Using OBS as a portable from multiple setups?

MisterT

New Member
Hello!

I am an advisor for a high school streaming club, where we stream all home events and games. We have 3 primary locations that we stream from, our theater, gym, and field. Each of these has their own specific setups, with the gym and field being near identical, and the theater being a slimmer version. We have very robust OBS installations with a few plugins. For our sports streaming, we have a fairly complex replay system that can handle 4 camera replays, we run advertising through a source with specific controls and scripts that run to switch scenes after an ad ends, and just generally a lot of complex setup to each streaming system.

I was wondering if there is a way to run OBS with all its included plugins, profiles, and settings (hotkeys especially important) on multiple machines, simultaneously when needed. We currently have the OBS installations local, and they pull files like stinger transitions, video ads, graphics, etc. from a connected OneDrive account.

If anyone has any ideas about this, or how to improve upon what we are doing, please let me know! We are in the down season and I'm looking for ways to make everything run just a tad smoother than it currently does.

Thanks!
 

AaronD

Active Member
Thousands of people run OBS simultaneously, each on their own machine. Why would your three be any different? Or are you running all of them simultaneously on just one machine?

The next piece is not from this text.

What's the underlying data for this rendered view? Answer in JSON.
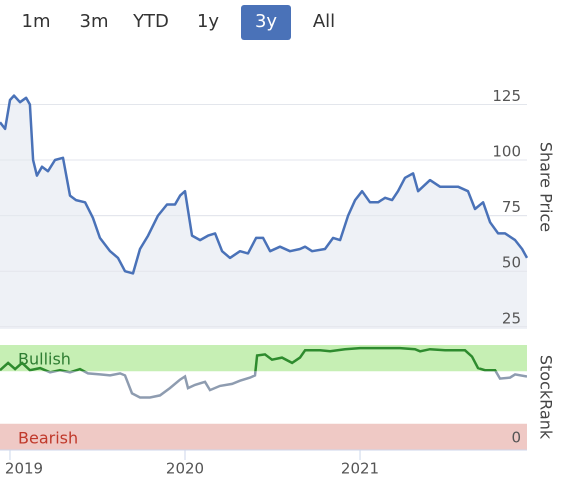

If they're separate machines, then the only potential problems would be streaming simultaneously on a shared internet connection, and pulling things simultaneously from the same cloud account.

For the cloud account, it's much better to have everything local anyway. Download all that you're going to need beforehand, and play it locally. Problem solved for that one.

For the simultaneous streaming, that's just something that you're going to have to try. Run some representative test streams, either private or with content that your viewers would be okay with during the down season, and see how it actually works...or not as the case may be.
 

MisterT

New Member
I guess I'm meaning from a OneDrive based portable install, that is located on our OneDrive but downloaded to the machine. I guess I kind of answered that one already, if each machine has the cloud locally downloaded or synced, it shouldn't be a problem running 3 machines on the same "install" of OBS.

The files are synced through OneDrive before OBS uses them, so they are downloaded to the machine when they are being used, nothing gets pulled from the cloud while we are live.

The main thing I want to know is if it is possible to install all our plugins, sync the settings with hotkeys, sync the scripts that run in order to make the stream function as intended, that sort of thing. I don't want to have to change 3 different installations at 3 different locations every time that we make an update to some part of our stream if it is possible to do so.
 

AaronD

Active Member
Well, there's this thread, starting here, that might shed *some* light on it:
Essentially, OBS doesn't like something else writing to its settings folder, which includes another instance of itself. I would imagine that a cloud sync from another instance on another machine would also count as simultaneous?

The official solution is to run separate portable instances, for the purpose of keeping the settings separate while they're running. But if they're not simultaneous, according to the sync schedule (Close A, then Start B, *then* Sync A to B, is effectively still simultaneous), then you should be okay?

Also consider: if the sports and theater rigs are enough different, and they're synced, could someone optimize one in a way that wrecks the other?